Toys And Accessories For A Fun Piano Lesson
Lesson 7: Toys And Accessories For A Fun Piano Lesson
There are a few toys and accessories that you can bring to piano lessons which will delight the kids and help them learn. A delighted kid is easy to teach.
One of my favorite accessories is a library bell. Some schoolteachers use them to quiet the class, but here we let the child have control and access. At first I won’t let them ring the bell, and they become intrigued with it. I ring the bell at important points, like when they have played something correctly. They love the idea of being rewarded with a ringing bell. They love it even more when they get to ring the bell.
Sometimes we use the bell as the MISTAKE BELL, which is a fun thing for kids because the mistakes are accompanied by a sound that delights them. I assume the guise of a stern taskmaster who counts every single mistake with the bell. It doesn’t last long, and, actually, no good piano game lasts very long.
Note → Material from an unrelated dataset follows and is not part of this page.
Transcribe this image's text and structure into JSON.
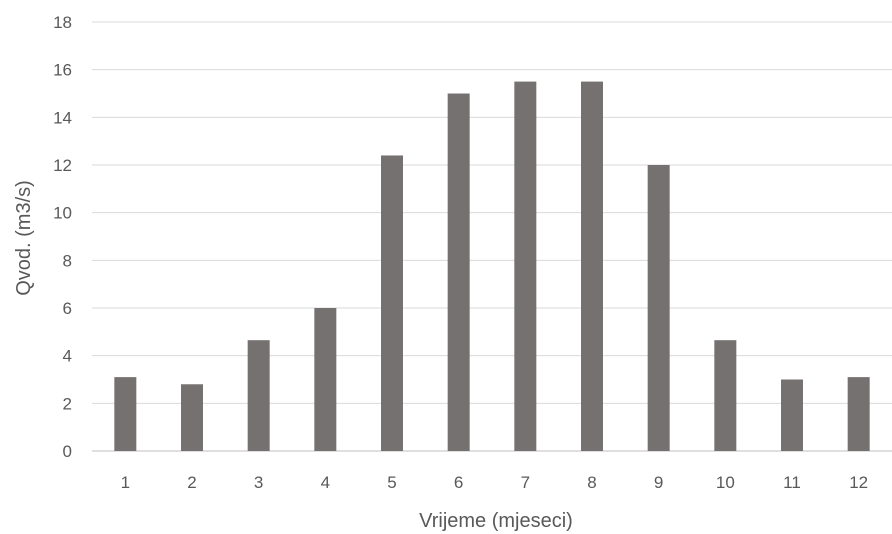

We play a game where I play a glissando, up or down, and the child has to not only play the top (or bottom) note of the piano, but then ring the bell. Sometimes we race and see who gets to the bell first. Playing the piano is nothing but events, strung one after the other. When I play a glissando up the piano, their job is to play that high note EXACTLY at the moment I finish the glissando.
I am mock-strict and do it over and over until they play the top note of the piano at exactly the right point, and they will try enthusiastically to get that note exactly where it should be. This delights children. Why? Because this is really their first exercise in rhythm, where they not only have to perform a task but must perform it at one exact time. Add the bell and that’s two tasks.
Piano Is Easy
Breaking things down to this minute level is essential if you are to get children’s attention and loyalty. Baby steps were never more appropriate. Once a child knows that you will not exceed their “comfort zone” in terms of the speed of the lesson, they will give you their full attention and efforts. It really is like magic. There is no child, no mood you cannot conquer with this approach.
Once again, you are not a comedian but may instantly adopt that ruse to make a point. Theatricalism works very well with kids to grab their attention. Speaking like a television announcer will simply fascinate them, and any command you give in that tone and vein will be complied with as if they had been asked to play a fun game with their friends.
Piano games are what you do in between bite-sized, easily digestible bits of pedagogy (reading music). The units of both fun and work are short, to fit their attention span and to allow variety and control of the pace of the lesson. Never lose the child’s point of view, but have your own agenda for what might be accomplished. What can be accomplished should be based on the weaknesses discovered during playing. These weaknesses must be corrected before you can move forward to the next musical concept.